Corriere 27.4.16
Riforma costituzionale
Le critiche degli esperti
risponde Corrado Augias
Mi
piacerebbe un approfondimento sul documento di critica delle riforme
confuse firmato da 11 ex presidenti della Corte costituzionale e da
altri 45 giuristi.
Gianluigi Parmeggiani
Caro Parmeggiani,
I
firmatari del documento dichiarano di non essere pregiudizialmente
contrari alla riforma della Costituzione e le riconoscono alcuni meriti
fra cui la fine del bicameralismo perfetto e la clausola che affida
esclusivamente alla Camera dei deputati il compito di dare e revocare la
fiducia al governo. Ma avanzano critiche e riserve di cui almeno
quattro hanno una particolare importanza.
In primo luogo,
ricordano che il risultato è stato raggiunto con maggioranze
parlamentari ondeggianti e contingenti, «anziché come frutto di un
consenso maturato fra le forze politiche». In secondo luogo, sostengono
che il nuovo Senato sarà una Camera fragile, composta da un personale
politico che non avrà probabilmente né le competenze né l’autorevolezza
per divenire «un valido strumento di concertazione fra Stato e Regioni».

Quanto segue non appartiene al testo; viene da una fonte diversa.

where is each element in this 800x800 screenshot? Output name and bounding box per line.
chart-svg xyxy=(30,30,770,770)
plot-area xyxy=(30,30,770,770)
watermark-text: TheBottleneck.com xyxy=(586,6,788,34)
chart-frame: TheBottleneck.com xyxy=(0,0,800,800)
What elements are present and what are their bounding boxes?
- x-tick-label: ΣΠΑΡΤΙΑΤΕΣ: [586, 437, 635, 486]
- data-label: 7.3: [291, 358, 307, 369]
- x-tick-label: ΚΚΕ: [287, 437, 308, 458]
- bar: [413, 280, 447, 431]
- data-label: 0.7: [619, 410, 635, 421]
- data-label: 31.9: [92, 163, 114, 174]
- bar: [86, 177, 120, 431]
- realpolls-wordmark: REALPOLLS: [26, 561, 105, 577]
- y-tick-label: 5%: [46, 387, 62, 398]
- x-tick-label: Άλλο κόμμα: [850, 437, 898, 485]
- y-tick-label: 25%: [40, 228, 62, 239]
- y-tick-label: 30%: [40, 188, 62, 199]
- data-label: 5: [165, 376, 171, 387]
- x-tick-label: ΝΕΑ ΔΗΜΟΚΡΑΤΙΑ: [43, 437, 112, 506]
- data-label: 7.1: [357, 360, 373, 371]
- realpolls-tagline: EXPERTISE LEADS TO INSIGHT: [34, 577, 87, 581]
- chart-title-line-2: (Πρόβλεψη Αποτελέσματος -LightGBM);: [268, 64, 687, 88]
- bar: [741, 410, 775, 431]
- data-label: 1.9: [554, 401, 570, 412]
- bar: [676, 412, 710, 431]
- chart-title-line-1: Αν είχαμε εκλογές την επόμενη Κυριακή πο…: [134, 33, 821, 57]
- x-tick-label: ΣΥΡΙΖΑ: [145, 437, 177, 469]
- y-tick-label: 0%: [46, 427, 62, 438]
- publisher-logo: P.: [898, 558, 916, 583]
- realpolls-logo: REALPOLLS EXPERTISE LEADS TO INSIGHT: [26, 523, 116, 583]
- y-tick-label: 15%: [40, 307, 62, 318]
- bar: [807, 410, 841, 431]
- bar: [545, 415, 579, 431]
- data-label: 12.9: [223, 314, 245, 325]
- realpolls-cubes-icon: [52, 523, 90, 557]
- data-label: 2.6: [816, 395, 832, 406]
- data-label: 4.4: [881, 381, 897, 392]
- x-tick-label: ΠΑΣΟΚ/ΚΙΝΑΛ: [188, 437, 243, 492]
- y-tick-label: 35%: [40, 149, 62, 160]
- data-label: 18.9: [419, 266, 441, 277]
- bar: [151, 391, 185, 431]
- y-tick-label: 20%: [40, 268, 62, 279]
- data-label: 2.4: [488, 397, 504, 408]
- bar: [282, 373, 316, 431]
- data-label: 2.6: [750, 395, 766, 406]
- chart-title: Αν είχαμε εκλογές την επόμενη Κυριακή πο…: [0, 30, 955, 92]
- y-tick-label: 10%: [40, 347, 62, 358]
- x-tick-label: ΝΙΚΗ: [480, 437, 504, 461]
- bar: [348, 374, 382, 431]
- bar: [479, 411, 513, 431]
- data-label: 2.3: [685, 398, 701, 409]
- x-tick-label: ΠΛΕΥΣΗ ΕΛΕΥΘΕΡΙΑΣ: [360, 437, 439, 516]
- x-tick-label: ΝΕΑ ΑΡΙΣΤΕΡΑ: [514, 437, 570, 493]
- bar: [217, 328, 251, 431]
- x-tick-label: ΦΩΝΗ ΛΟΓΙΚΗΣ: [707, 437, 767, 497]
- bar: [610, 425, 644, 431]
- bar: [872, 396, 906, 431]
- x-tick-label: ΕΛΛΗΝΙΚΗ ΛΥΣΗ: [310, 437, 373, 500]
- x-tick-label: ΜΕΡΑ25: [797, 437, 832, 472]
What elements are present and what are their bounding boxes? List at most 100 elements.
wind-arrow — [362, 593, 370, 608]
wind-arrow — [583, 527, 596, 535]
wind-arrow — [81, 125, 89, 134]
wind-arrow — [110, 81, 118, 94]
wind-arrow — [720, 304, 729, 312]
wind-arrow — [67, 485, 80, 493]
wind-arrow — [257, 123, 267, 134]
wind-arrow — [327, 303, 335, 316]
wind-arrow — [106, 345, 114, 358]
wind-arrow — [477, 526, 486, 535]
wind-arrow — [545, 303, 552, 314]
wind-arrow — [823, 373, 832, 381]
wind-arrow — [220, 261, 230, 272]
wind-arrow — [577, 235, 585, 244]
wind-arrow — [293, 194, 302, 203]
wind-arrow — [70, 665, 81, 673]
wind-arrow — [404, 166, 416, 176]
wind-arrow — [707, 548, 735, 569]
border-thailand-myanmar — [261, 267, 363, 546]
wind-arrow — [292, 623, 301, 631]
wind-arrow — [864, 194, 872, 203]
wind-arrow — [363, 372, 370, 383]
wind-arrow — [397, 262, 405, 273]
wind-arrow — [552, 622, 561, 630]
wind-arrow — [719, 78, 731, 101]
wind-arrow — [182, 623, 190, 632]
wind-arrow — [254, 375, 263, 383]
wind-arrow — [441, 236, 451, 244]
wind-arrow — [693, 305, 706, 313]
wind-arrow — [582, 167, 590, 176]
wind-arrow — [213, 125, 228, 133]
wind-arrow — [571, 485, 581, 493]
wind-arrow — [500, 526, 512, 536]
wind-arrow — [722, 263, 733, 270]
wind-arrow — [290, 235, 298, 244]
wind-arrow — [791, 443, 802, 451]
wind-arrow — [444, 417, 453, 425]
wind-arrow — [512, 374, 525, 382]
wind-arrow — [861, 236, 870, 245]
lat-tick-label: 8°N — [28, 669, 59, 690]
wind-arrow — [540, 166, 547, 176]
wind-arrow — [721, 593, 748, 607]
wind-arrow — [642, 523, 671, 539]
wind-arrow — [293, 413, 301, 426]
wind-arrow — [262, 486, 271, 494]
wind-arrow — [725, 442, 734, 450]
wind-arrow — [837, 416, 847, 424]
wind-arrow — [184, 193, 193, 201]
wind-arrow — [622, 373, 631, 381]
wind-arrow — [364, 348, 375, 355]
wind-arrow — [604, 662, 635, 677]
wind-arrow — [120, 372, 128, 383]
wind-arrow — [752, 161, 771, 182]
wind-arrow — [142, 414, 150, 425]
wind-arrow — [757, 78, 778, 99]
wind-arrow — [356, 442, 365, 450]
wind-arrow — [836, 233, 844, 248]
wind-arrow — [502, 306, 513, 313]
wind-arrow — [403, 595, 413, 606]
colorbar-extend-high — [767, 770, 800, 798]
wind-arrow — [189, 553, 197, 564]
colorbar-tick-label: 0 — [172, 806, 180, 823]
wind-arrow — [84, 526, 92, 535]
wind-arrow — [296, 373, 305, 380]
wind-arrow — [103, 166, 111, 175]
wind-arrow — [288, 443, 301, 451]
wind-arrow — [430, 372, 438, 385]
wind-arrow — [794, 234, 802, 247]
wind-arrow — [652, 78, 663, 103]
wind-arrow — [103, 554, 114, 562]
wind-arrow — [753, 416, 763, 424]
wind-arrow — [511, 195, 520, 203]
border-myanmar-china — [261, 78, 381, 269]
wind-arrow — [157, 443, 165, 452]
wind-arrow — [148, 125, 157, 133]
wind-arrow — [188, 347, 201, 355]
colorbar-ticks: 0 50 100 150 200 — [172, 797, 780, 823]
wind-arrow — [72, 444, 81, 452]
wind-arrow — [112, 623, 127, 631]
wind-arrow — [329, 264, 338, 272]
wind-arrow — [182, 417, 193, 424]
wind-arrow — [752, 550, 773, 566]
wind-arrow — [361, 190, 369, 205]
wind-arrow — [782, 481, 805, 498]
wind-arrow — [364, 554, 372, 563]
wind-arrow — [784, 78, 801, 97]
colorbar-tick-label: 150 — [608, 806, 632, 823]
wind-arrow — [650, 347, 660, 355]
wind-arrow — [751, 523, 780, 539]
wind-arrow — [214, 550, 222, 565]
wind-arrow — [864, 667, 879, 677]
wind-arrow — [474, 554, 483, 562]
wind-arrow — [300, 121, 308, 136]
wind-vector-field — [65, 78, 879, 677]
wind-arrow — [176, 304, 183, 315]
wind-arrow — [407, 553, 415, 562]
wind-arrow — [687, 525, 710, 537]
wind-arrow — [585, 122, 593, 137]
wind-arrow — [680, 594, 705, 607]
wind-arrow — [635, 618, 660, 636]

In terzo luogo, deplorano che gli elettori vengano chiamati a
pronunciarsi con un sì o con no su un unico testo, composto da parti
eterogenee, e pensano che «diversamente avverrebbe se si desse la
possibilità di votare separatamente sui singoli grandi temi in esso
affrontati». In quarto luogo, rimproverano al presidente del Consiglio
di avere personalizzato l’intera questione costituzionale legando la
sorte della riforma a quella del proprio governo.
Sulla prima
critica osservo che il metodo migliore, indubbiamente, sarebbe stato
quello di una nuova Assemblea costituente. Ma i firmatari del documento
non possono ignorare che nessuna importante forza politica, negli ultimi
decenni, è parsa disposta a permettere che la riforma della
Costituzione venisse trasferita dal Parlamento a un’Assemblea in cui i
partiti avrebbero esercitato una minore influenza.
Sulla seconda
mi limito a ricordare che i ritocchi alla funzione del Senato potranno
essere fatti in futuro sulla base delle prime, concrete esperienze.
Oggi, dopo il fallimento di tre Commissioni bicamerali e della riforma
scritta dal secondo governo Berlusconi, credo che il maggiore problema
sia quello di non allungare ulteriormente la lista delle occasioni
perdute.
Sulla terza critica osservo che il risultato di alcuni
referendum su materie diverse potrebbe essere ancora più incoerente ed
eterogeneo di quanto sia il testo attuale.
Sulla quarta, infine,
mi limito a ricordare che dal primo governo Berlusconi l’Italia assiste a
battaglie politiche in cui non si vota sui meriti di una legge, ma
sulla persona o il partito che ne è il promotore. Renzi ne ha tratto le
conclusioni e ha annunciato che se la riforma non verrà approvata, se ne
andrà. È quello che accadrebbe anche se non lo avesse promesso.